Li Jianli hampir melompat dari tempatnya berdiri, namun dia segera tenang ketika melihat sosok Jing Yue di ambang pintu dapur.

"Bibi Jing, bisakah aku menggunakan tembikar ini?" tanya Li Jianli.

"Tentu saja. Tetapi, untuk apa kamu menggunakannya?" tanya Jing Yue heran.

Li Jianli tersenyum penuh rahasia lalu berkata, "Bibi, aku akan mencari bahan makanan. Kamu akan segera tahu!"

"Baiklah, baiklah. Kalau begitu, kamu harus berhati-hati," perintah Jing Yue.

"Terima kasih, Bibi," jawab Li Jianli.

Li Jianli menutup pintu rumah dengan perlahan dan berjalan menuju belakang rumah. Ketika dia berjalan 20 langkah dari rumah, dia menemukan sebuah patung batu yang tergeletak di tanah dan seluruh tubuhnya hampir tertutup tanah. Li Jianli tertegun. Bukankah itu Dewa Bumi?

Li Jianli meletakkan tembikar yang dibawanya dan menggali. Setelah beberapa saat, dia bisa melihat sebuah patung Dewa Bumi seukuran bayi berusia 2 atau 3 bulan. Dia sedikit bingung. Orang-orang di zaman ini sangat percaya dengan dewa, bagaimana mereka bisa membiarkan patung Dewa Bumi tergeletak begitu saja?

Li Jianli melihat sekitarnya dan tatapannya jatuh pada sebuah pohon yang sangat besar. Pohon itu sangat tinggi, rimbun dan terlihat gagah. Di bawahnya, terlihat sebuah lubang dangkal yang cukup besar. Li Jianli yakin, patung Dewa Bumi akan masuk ke dalamnya.

Li Jianli mengambil patung Dewa Bumi dan meletakkannya ke dalam lubang pohon. Itu tidak menyembunyikan patung Dewa Bumi namun bisa melindunginya dari panas dan hujan. Sangat pas dan cocok!
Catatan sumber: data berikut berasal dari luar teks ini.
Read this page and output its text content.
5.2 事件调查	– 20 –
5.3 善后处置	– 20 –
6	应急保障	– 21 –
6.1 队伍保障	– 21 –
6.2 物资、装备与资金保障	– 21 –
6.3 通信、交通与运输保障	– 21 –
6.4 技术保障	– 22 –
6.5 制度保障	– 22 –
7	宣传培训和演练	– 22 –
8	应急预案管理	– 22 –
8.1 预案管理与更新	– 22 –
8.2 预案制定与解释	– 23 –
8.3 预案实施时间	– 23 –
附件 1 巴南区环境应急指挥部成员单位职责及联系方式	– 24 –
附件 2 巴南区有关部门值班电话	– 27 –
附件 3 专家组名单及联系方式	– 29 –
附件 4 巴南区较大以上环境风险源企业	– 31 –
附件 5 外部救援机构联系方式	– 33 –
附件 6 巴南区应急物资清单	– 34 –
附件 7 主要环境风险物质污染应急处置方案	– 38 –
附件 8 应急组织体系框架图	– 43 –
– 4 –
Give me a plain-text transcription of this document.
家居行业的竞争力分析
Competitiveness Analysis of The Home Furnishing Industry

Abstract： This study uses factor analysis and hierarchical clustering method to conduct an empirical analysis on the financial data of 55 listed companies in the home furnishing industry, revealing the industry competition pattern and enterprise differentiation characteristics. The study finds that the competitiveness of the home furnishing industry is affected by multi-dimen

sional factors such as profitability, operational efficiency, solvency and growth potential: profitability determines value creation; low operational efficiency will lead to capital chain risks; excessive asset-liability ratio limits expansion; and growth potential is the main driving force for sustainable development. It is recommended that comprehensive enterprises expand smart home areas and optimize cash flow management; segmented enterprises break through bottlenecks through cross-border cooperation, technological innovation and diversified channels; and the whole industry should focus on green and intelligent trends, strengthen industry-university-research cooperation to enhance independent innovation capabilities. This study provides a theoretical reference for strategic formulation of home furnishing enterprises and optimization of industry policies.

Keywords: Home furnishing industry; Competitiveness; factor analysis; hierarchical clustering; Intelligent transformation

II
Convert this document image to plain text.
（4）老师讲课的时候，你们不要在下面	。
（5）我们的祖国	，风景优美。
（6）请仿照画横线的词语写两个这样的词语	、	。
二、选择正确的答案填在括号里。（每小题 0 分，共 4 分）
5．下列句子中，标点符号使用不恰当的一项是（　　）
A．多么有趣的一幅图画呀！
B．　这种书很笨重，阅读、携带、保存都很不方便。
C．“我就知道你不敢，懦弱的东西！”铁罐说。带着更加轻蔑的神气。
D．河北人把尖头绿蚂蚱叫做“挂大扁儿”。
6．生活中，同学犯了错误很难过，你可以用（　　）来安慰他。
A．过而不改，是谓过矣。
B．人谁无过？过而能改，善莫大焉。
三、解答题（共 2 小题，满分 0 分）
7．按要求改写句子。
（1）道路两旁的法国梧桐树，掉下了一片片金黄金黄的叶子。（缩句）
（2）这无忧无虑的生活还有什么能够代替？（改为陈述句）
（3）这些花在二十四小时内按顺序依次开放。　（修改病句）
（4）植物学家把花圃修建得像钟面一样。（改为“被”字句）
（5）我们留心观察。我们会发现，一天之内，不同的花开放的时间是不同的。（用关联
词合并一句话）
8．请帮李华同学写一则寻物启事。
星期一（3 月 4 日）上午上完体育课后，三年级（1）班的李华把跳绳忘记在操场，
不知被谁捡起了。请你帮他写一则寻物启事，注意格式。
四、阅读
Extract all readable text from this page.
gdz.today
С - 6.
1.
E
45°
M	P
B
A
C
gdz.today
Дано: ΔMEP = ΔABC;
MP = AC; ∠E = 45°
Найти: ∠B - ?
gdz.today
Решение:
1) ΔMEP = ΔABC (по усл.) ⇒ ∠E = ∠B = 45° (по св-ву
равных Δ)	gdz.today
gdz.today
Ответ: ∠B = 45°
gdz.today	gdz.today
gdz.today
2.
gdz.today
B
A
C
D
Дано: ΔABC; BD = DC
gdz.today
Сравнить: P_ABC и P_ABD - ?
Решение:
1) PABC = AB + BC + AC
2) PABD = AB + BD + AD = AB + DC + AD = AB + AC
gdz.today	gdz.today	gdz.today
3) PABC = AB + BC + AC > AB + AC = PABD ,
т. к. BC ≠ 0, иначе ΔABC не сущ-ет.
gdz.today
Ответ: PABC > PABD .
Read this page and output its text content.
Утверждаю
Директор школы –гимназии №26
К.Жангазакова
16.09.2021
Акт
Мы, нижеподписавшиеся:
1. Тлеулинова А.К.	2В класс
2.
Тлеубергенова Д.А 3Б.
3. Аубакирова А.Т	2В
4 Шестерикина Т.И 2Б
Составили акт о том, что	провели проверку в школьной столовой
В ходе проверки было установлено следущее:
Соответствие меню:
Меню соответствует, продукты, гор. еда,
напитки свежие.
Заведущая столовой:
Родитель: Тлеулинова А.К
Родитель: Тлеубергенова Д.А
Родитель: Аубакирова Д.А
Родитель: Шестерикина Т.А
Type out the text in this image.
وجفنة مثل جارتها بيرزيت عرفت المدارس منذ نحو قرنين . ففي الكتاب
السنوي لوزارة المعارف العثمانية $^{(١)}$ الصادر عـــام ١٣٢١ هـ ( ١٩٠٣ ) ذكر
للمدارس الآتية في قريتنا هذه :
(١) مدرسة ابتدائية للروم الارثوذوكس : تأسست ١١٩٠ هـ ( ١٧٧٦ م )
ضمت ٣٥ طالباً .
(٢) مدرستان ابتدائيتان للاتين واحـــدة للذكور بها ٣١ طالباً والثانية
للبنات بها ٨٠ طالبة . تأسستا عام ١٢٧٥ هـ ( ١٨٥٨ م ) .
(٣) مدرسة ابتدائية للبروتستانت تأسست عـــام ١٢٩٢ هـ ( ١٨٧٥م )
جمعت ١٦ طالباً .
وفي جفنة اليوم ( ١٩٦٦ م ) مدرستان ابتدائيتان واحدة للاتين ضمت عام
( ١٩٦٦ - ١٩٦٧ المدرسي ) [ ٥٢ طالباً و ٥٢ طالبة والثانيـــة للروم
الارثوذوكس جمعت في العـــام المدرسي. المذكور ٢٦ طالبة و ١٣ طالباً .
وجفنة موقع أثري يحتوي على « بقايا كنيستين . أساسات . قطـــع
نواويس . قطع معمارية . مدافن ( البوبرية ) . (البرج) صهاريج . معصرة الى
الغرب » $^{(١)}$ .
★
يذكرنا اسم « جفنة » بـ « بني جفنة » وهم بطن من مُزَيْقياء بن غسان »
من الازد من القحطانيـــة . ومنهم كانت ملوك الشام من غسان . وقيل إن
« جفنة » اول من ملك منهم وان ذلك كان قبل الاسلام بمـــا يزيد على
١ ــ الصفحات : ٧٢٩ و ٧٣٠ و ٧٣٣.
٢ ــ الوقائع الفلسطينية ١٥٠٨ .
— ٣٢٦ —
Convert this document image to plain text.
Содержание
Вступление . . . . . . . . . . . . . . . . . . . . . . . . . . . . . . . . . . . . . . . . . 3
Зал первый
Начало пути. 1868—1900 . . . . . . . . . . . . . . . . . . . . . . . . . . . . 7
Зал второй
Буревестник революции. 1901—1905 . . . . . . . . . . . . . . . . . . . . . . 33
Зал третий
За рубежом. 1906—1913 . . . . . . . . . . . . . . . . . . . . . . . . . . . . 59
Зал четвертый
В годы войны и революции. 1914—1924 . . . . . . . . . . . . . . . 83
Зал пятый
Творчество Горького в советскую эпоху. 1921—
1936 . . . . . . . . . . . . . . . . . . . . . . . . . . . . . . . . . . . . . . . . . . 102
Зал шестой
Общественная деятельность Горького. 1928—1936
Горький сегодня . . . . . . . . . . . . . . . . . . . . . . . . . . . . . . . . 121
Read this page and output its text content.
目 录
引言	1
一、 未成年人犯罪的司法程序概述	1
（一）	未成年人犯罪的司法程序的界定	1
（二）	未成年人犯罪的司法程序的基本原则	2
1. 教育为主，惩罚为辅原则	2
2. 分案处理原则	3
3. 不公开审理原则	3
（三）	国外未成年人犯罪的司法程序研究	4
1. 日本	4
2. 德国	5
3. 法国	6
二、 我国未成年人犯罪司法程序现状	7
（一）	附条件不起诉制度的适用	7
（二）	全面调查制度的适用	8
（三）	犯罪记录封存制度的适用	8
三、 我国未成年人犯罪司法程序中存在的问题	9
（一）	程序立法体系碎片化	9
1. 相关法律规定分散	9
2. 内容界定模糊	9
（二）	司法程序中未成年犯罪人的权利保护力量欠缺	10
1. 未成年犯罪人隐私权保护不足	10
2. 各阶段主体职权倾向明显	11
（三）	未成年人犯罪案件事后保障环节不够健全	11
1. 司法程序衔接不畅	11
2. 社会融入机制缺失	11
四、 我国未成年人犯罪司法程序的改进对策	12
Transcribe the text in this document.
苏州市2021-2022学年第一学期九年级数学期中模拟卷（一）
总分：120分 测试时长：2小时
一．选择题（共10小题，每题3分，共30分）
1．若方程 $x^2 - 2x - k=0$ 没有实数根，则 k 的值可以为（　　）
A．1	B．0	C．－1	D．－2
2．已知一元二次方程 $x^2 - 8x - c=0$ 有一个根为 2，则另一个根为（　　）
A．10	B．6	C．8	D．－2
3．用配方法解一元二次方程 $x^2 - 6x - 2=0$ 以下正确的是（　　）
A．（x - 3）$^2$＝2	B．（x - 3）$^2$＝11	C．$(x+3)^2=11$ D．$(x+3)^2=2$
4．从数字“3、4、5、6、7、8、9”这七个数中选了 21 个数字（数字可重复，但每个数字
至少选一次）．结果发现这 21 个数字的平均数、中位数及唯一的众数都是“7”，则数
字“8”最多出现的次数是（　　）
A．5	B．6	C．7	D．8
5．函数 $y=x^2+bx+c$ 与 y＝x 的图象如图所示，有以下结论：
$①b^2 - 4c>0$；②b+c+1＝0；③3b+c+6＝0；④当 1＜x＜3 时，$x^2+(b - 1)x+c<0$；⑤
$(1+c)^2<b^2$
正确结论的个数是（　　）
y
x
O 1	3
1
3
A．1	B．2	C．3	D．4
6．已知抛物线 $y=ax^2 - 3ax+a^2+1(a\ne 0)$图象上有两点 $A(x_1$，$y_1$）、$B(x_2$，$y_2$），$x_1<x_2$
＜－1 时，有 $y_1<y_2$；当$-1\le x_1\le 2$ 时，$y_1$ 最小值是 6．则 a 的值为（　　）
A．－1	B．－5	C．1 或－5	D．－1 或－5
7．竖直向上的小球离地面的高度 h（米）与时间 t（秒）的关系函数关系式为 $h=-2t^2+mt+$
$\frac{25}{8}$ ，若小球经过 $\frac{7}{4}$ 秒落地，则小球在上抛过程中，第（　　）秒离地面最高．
Li Jianli melihat tampilan patung Dewa Bumi yang masih Kotor dengan tanah. Setelah beberapa saat, dia bersujud 3 kali dan berdoa, "Dewa Bumi, aku berjanji akan datang lagi dan membersihkanmu nanti. Sekarang, aku harus pergi ke sungai untuk menangkap ikan agar keluargaku bisa makan. Berkatilah aku."

Li Jianli bangkit berdiri setelah berdoa. Dia melanjutkan berjalan mengikuti suara air. Benar saja, setelah berjalan selama 3 menit, dia bisa menemukan sebuah sungai yang sangat jernin. Sungai itu hanya selebar 2 meter namun tidak dalam. Itu hanya mencapai lutut Li Jianli.

Ketika Li Jianli melihat ke dalam air, matanya berbinar terang. Keong sungai! Sangat banyak dan besar! 

Li Jianli bergegas mengisi tembikar dengan air dan mulai memasuki sungai untuk mengambil keong sungai. Hanya dalam sekejap, tembikar yang di awanya hampir setengah penuh. Li Jianli bisa melihat banyak ikan yang sangat gemuk sesekali melewatinya tanpa takut. Mungkin karena orang-orang tidak pernah menangkap mereka, ikan-ikan itu menjadi tidak waspada dengan manusia.

Li Jianli berpikir sejenak, bagaimana caranya dia menangkap mereka? Bisakah dia menggiring mereka ke sisi sungai dan menangkapnya? Akankah begitu mudah?